We offer four managed volatility funds:
- SEI U.S. Managed Volatility Fund (SUSYX)
- SEI Global Managed Volatility Fund (SGLYX)
- Tax- Managed Managed Volatility Fund (STVYX)
- Tax-Managed International Managed Volatility Fund (SIMYX)
Why invest in managed volatility funds?
We are a pioneer in the managed volatility space—we launched managed volatility strategies more than 17 years ago. These funds have shown that you may not have to sacrifice returns to reduce portfolio volatility. We are well-positioned to help investors implement such a strategy, either on a standalone basis, or as part of a diversified portfolio
A portfolio of stocks with lower price volatility than the broad market can offer valuable benefits:
- For your client, it provides a simplistic approach to reducing volatility, when coupled with a custom risk profile aligned to their tolerance.

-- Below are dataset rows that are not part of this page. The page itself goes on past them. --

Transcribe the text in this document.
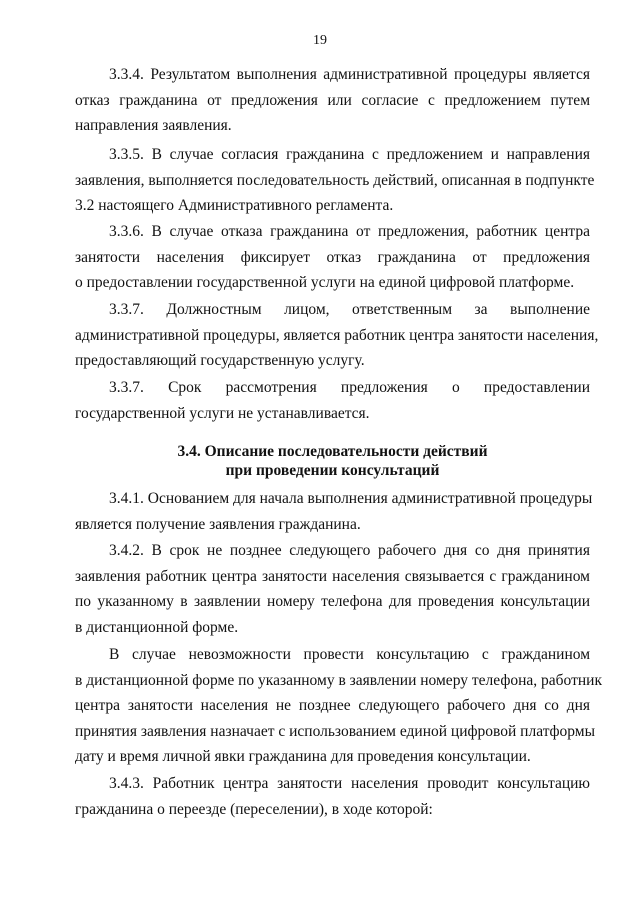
19
3.3.4. Результатом выполнения административной процедуры является
отказ гражданина от предложения или согласие с предложением путем
направления заявления.
3.3.5. В случае согласия гражданина с предложением и направления
заявления, выполняется последовательность действий, описанная в подпункте
3.2 настоящего Административного регламента.
3.3.6. В случае отказа гражданина от предложения, работник центра
занятости населения фиксирует отказ гражданина от предложения
о предоставлении государственной услуги на единой цифровой платформе.
3.3.7. Должностным лицом, ответственным за выполнение
административной процедуры, является работник центра занятости населения,
предоставляющий государственную услугу.
3.3.7. Срок рассмотрения предложения о предоставлении
государственной услуги не устанавливается.
3.4. Описание последовательности действий
при проведении консультаций
3.4.1. Основанием для начала выполнения административной процедуры
является получение заявления гражданина.
3.4.2. В срок не позднее следующего рабочего дня со дня принятия
заявления работник центра занятости населения связывается с гражданином
по указанному в заявлении номеру телефона для проведения консультации
в дистанционной форме.
В случае невозможности провести консультацию с гражданином
в дистанционной форме по указанному в заявлении номеру телефона, работник
центра занятости населения не позднее следующего рабочего дня со дня
принятия заявления назначает с использованием единой цифровой платформы
дату и время личной явки гражданина для проведения консультации.
3.4.3. Работник центра занятости населения проводит консультацию
гражданина о переезде (переселении), в ходе которой:
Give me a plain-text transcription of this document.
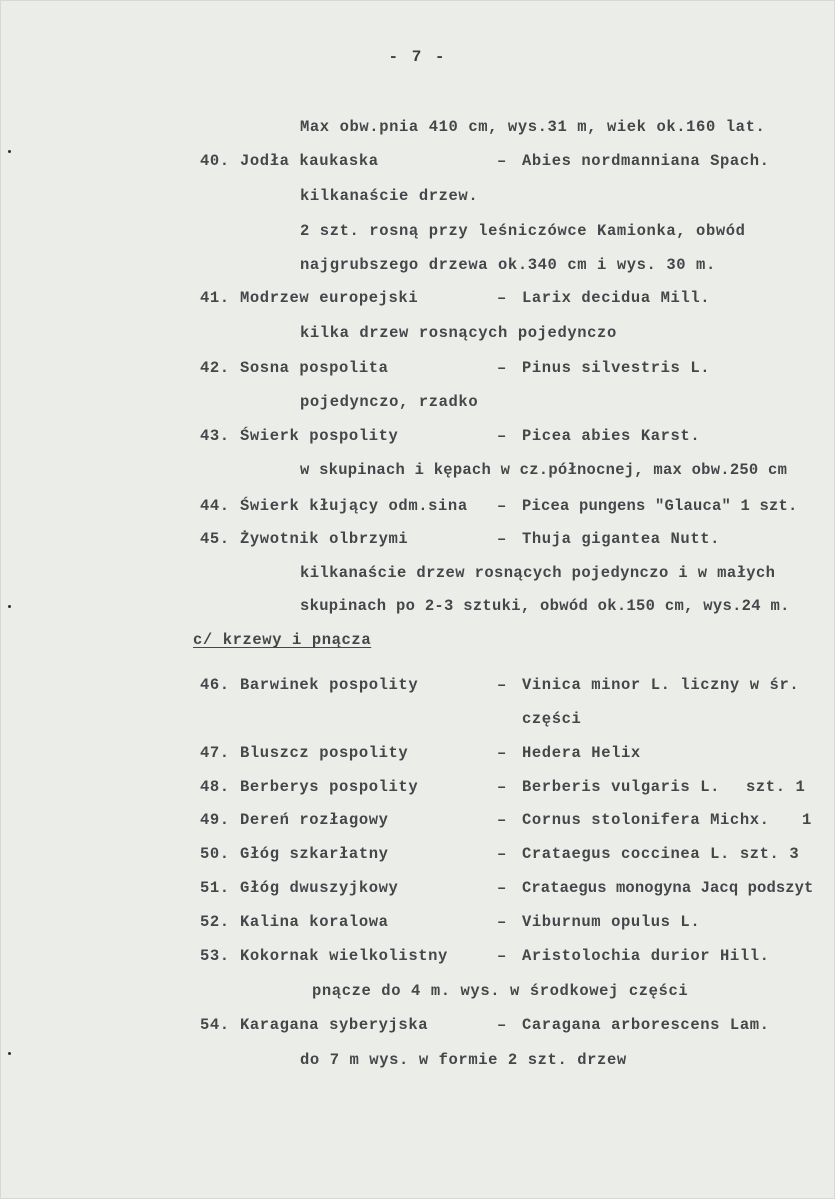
- 7 -
Max obw.pnia 410 cm, wys.31 m, wiek ok.160 lat.
40. Jodła kaukaska	– Abies nordmanniana Spach.
kilkanaście drzew.
2 szt. rosną przy leśniczówce Kamionka, obwód
najgrubszego drzewa ok.340 cm i wys. 30 m.
41. Modrzew europejski	– Larix decidua Mill.
kilka drzew rosnących pojedynczo
42. Sosna pospolita	– Pinus silvestris L.
pojedynczo, rzadko
43. Świerk pospolity	– Picea abies Karst.
w skupinach i kępach w cz.północnej, max obw.250 cm
44. Świerk kłujący odm.sina – Picea pungens "Glauca" 1 szt.
45. Żywotnik olbrzymi	– Thuja gigantea Nutt.
kilkanaście drzew rosnących pojedynczo i w małych
skupinach po 2-3 sztuki, obwód ok.150 cm, wys.24 m.
c/ krzewy i pnącza
46. Barwinek pospolity	– Vinica minor L. liczny w śr.
części
47. Bluszcz pospolity	– Hedera Helix
48. Berberys pospolity	– Berberis vulgaris L. szt. 1
49. Dereń rozłagowy	– Cornus stolonifera Michx. 1
50. Głóg szkarłatny	– Crataegus coccinea L. szt. 3
51. Głóg dwuszyjkowy	– Crataegus monogyna Jacq podszyt
52. Kalina koralowa	– Viburnum opulus L.
53. Kokornak wielkolistny	– Aristolochia durior Hill.
pnącze do 4 m. wys. w środkowej części
54. Karagana syberyjska	– Caragana arborescens Lam.
do 7 m wys. w formie 2 szt. drzew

- This asset class provides a core equity holding that anchors the portfolio, and lowers the correlation with traditional investment strategies.
- Advisors have an opportunity to differentiate their advice by aligning equity exposure with a client’s risk capacity.
- Access to equity market exposure can give you potential improvements to portfolio efficiency, but with less overall risk.
How does managed volatility work?
Traditionally, fixed income is used for risk mitigation alone. Managed volatility strategies seek to accomplish this through:
- Creating equity diversification, deployable in both short- and long-term goals.
- Avoiding high-volatility stocks in favor of low-volatility stocks with the goal of delivering attractive investment performance while helping to manage downside risk.
- Putting our focus directly on risk — each of our managed-volatility offerings has a volatility-reduction target compared to its benchmark.
A modest increase in risk can lead to an outsized gain in return, allowing the managed volatility portfolio to produce a higher Sharpe Ratio over time.